This is the first part of the Distributed Designs series. For your convenience you can find other parts using the links below:
Part 1 — Outbox without idempotency nor synchronous commit
Part 2 — Transactional outbox pattern and multiple instances of relay
Part 3 — Taking lock in MVCC for transactional outbox pattern

Transactional outbox is a common pattern in the distributed systems. It helps to avoid having either orphaned records (for which messages were not published) or messages pointing to non-existing records (for which database entities do not exist). However, the pattern assumes, that the consumer is idempotent, so the consumer can handle duplicates easily by retrying the logic. Even the linked page says that:

The Message Relay might publish a message more than once. It might, for example, crash after publishing a message but before recording the fact that it has done so. When it restarts, it will then publish the message again. As a result, a message consumer must be idempotent, perhaps by tracking the IDs of the messages that it has already processed. Fortunately, since Message Consumers usually need to be idempotent (because a message broker can deliver messages more than once) this is typically not a problem.

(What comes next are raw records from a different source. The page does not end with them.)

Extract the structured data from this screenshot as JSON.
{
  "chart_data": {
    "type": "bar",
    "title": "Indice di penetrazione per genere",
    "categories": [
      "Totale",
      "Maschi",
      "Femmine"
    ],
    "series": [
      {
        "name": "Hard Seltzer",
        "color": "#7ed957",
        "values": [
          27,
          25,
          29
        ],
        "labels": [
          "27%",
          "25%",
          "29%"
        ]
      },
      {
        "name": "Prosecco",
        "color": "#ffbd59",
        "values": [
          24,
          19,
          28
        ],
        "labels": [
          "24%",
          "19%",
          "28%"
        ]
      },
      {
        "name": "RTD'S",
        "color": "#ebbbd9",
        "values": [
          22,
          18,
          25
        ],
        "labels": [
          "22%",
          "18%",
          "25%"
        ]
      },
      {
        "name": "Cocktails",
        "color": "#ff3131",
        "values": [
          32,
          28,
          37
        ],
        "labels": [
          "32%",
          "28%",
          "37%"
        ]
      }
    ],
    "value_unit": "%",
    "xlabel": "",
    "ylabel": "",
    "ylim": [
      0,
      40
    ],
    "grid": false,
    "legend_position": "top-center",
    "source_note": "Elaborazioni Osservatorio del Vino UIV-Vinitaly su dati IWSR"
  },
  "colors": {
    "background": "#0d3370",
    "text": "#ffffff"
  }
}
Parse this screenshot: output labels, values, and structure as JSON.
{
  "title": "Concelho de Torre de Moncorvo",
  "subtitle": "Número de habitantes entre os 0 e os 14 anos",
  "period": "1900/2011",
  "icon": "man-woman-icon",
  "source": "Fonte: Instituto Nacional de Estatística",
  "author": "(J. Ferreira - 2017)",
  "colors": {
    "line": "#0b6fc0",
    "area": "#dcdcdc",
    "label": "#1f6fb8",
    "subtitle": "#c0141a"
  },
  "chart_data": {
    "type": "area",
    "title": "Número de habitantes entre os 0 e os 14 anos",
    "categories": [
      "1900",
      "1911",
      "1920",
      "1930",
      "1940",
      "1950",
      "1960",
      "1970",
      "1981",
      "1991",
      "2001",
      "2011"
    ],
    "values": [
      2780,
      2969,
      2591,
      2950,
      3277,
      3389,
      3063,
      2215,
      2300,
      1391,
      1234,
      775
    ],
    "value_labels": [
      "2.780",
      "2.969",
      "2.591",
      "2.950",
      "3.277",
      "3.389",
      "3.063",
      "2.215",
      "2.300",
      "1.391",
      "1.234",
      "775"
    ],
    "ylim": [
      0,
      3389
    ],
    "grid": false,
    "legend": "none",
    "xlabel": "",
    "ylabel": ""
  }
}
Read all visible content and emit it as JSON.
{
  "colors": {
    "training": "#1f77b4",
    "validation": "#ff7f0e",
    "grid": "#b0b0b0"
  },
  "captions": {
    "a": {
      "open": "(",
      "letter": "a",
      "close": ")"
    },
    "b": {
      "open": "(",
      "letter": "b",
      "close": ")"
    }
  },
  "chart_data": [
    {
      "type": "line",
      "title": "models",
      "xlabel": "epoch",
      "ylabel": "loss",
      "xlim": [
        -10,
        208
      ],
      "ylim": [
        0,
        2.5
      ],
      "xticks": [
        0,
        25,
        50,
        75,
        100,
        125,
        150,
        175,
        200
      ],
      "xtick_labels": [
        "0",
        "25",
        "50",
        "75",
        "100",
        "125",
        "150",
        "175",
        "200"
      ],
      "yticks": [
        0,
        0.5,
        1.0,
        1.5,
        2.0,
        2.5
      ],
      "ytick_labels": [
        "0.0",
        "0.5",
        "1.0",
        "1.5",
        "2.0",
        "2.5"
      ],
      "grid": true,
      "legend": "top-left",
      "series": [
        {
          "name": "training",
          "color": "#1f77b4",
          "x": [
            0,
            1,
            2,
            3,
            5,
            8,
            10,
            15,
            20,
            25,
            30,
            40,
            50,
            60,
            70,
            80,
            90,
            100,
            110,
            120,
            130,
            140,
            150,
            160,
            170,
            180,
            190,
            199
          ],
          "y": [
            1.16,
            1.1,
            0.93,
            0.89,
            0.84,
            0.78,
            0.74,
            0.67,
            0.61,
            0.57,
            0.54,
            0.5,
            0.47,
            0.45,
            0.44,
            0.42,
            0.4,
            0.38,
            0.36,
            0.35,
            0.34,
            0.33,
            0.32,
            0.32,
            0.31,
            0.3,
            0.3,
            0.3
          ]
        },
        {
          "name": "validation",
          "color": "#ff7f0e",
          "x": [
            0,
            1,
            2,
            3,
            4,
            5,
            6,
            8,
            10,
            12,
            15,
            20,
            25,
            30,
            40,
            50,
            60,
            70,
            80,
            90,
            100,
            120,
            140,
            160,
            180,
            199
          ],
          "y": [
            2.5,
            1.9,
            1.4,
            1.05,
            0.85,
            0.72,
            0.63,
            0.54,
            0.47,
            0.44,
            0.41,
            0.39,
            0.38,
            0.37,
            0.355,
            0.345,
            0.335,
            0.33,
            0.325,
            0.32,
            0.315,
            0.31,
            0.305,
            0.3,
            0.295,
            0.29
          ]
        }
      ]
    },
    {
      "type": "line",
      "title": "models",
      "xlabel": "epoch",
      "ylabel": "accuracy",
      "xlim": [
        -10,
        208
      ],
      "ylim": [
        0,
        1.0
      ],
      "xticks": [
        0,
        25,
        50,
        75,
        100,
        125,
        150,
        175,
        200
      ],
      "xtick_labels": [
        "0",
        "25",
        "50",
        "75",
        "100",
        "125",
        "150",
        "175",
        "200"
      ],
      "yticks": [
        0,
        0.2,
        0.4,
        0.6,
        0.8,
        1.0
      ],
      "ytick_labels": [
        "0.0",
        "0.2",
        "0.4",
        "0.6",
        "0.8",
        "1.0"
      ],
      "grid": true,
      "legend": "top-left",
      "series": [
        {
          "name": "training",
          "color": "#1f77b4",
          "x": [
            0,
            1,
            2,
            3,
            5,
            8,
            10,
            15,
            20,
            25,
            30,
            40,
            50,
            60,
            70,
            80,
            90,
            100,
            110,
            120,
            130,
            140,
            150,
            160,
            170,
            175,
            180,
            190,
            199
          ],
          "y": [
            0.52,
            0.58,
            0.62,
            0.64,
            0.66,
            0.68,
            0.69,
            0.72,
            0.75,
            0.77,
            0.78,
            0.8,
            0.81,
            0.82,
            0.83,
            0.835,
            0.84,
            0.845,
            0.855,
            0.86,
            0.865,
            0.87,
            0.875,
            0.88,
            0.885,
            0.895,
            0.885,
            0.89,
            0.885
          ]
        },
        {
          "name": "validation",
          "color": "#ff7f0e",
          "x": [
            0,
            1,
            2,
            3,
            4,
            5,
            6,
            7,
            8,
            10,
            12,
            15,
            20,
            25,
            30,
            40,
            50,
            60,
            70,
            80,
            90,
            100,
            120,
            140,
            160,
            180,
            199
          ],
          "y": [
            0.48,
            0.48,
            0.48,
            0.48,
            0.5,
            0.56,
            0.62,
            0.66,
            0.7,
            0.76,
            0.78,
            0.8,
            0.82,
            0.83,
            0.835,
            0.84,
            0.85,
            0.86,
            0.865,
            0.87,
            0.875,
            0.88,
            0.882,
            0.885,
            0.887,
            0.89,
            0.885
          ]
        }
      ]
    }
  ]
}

What can we do in case when the message consumer doesn’t support idempotency? One idea is to detect duplicates somehow, and only handle given message once. However, how can we do that in case when we lack a synchronous commit in the data storage? I recently stumbled upon such a problem and this is the solution I used.

Problem statement

Let’s say that we have n clusters of our application. We can communicate between them, but all the changes we perform are not synchronously committed but only eventually consistent. All clusters are active, they can accept incoming transactions, they can modify the state. We have some database, we have some queue, we have some synchronization mechanisms between the clusters, but we can’t build any lock nor run transaction across all of the clusters. To sum up, these are our requirements:

We have n clusters. Each cluster runs a database, a queue, a message relay, and a message consumer
Database is replicated across clusters, but we lack a synchronous commit. We do have an eventual consistency
We now we have some bounded timeout for synchronization, but we don’t know what it is. We can safely assume it’s belowe some reasonable value like 10 minutes
Message consumer is not idempotent

If we implement transactional outbox the regular way, then we’ll end up with n messages published to the queue. Since our message consumer is not idempotent, it will modify the state n times. However, we can’t easily track duplicates, as we lack a synchronous commit in the database across all clusters, so we can’t easily check if the message was already processed.

Solution

We introduce the following environment variables:

CLUSTERS_COUNT – that indicates how many clusters are running
CLUSTER_ID – identifier of the cluster a given component is in
MAXIMUM_DELAY – some reasonable timeout for replication, like 10 minutes

Now, the trick is. We extend our outbox table with additional column indicating which cluster was the true source of the message. So we add additional integer column which we fill with the value of CLUSTER_ID variable. Next, we modify our message relay to extract messages in the following way:

SELECT *
FROM outbox
WHERE cluster_id = $CLUSTER_ID OR creation_time < NOW - $MAXIMUM_DELAY

SELECT *

FROM outbox

WHERE cluster_id = $CLUSTER_ID OR creation_time < NOW - $MAXIMUM_DELAY

This reads as: message relay gets all the messages coming from the same cluster, or all messages that are old enough. The former is the “happy path” – the message was created by the application code, shortly after the relay picks it up and puts to the queue, and also removes it from the outbox table (or marks as processed). The latter is the “unhappy path” – if the originating cluster crashed for whatever reason after putting the message to the outbox, then the message will be delayed by MAXIMUM_DELAY and then picked up by some other message relay from some other cluster. This shouldn’t happen often, but when it happens, then it’s an indicator of some “catastrophic outage”.

However, in the “happy path” we won’t get any duplicate posted to the queue. Obviously, we may still face the regular crashes or connection rests, as in the transactional outbox, but they are not because of the lack of synchronous commit.

You may also notice that when the catastrophic outage happens, then the message will be duplicated n-1 times. We may come up with some more sophisticated query to extract messages, to effectively introduce ordering between the clusters.